Up until this point, we have been laying the ground work for the ontological argument without really knowing how it all contributes to the outcome of God’s existence. In this blog, we will actually set out the argument and consider some initial objections.

“God” in the Ontological Argument

Because of the limitations of natural theology, the word “God” does not refer to any particular deity in any religion. In addition, as far as the ontological argument is concerned, it is actually more helpful to re-identify God as a “maximally great being.” This maximally great being is one who possesses all great-making properties to the highest degree in every possible world (this definition will be explored later in greater detail). With the necessary framework in place, we are now ready to look at the premises of the modal ontological argument in a formal arrangement:

• It is possible that a maximally great being exists.
• If it is possible that a maximally great being exists, then this being exists in some possible world.
• If a maximally great being exists in some possible world, then this being exists in every possible world.
• If a maximally great being exists in every possible world, then this being exists in the actual world.
• If a maximally great being exists in the actual world, then a maximally great being exists.
• Therefore, a maximally great being exists. [1]

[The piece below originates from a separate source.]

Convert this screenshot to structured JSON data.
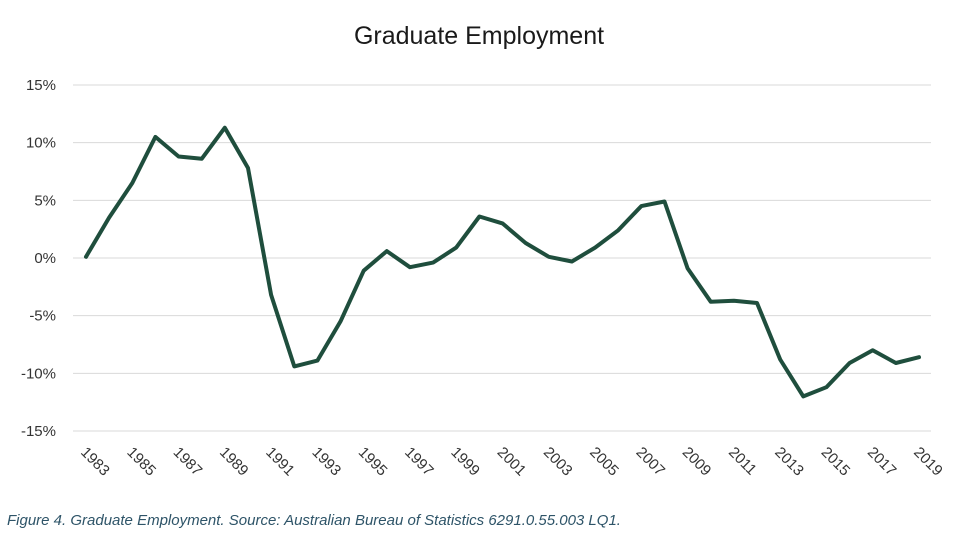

Ignoring for a moment whether or not you think the argument is ridiculous, it is at least easy to see that the argument is logically valid. That is, one can see that the conclusion follows inescapably from the other premises. Since the argument is logically valid, the only other condition that must be met for it to be sound is that the premises be true. This being the case, we will turn our attention to one of the more difficult premises.

If in One, Then in All?

At first glance, there seems to be something self-serving or contrived about premise 3: If a maximally great being exists in some possible world, then this being exists in every possible world. To help work through this obstacle, recall the equation we used last time to aid our thinking about epistemic and metaphysical possibility: (√784 – 18)² = 3⁴ + 19. Mathematical equations, because of the nature, are either necessary or impossible – they are either true in every possible world or no possible world. To help yourself out, you can plug this particular equation into a calculator and see for yourself that the equation really is true. Knowing that the equation is true, we can use it in a sort of round-about way to illustrate what is going on with premise 3. Using the structure of the ontological argument, consider this example:

• It is possible that (√784 – 18)² = 3⁴ + 19 is true. (Remember, “possible” means actually, metaphysically possible, not epistemically possible for all we know.)
• If it is possible that (√784 – 18)² = 3⁴ + 19 is true, then this equation is true in some possible world.
• If (√784 – 18)² = 3⁴ + 19 is true in some possible world, then this equation is true in every possible world.
• If (√784 – 18)² = 3⁴ + 19 is true in every possible world, then this equation is true in the actual world.
• If (√784 – 18)² = 3⁴ + 19 is true in the actual world, then this equation is true.
• Therefore, this equation is true.

When this equation is used in the argument instead of a maximally great being, premise 3 becomes much less controversial. This is because we already know that true mathematical equations are the kinds of things that are necessary. In the same way, a maximally great being is one, by its very nature, that is also necessary. Think, which being would be greater: The one who is responsible for the creation of a single possible world, or the one who is responsible for the creation of a hundred possible worlds? Clearly, the maximally great being would be responsible for the creation of every possible world. By definition, therefore, a maximally great being is one who exists in every possible world. And if this being did not exist in every possible world, then he would not be maximally great.

Conclusion

Making the jump from a possible world to the actual world is not as far-fetched as one might first imagine. It works perfectly fine when applied to true mathematical equations because those are the kinds of things that are necessary. The claim, therefore, is that a maximally great being is also the kind of thing that is necessary. It seems easy to show that such a being would have to be necessary if his existence were possible, and so the possibility of this being’s existence will be explored in-depth in the coming blogs.

[1] Craig, William Lane. Reasonable Faith: Christian Truth and Apologetics, third edition, p. 184-85.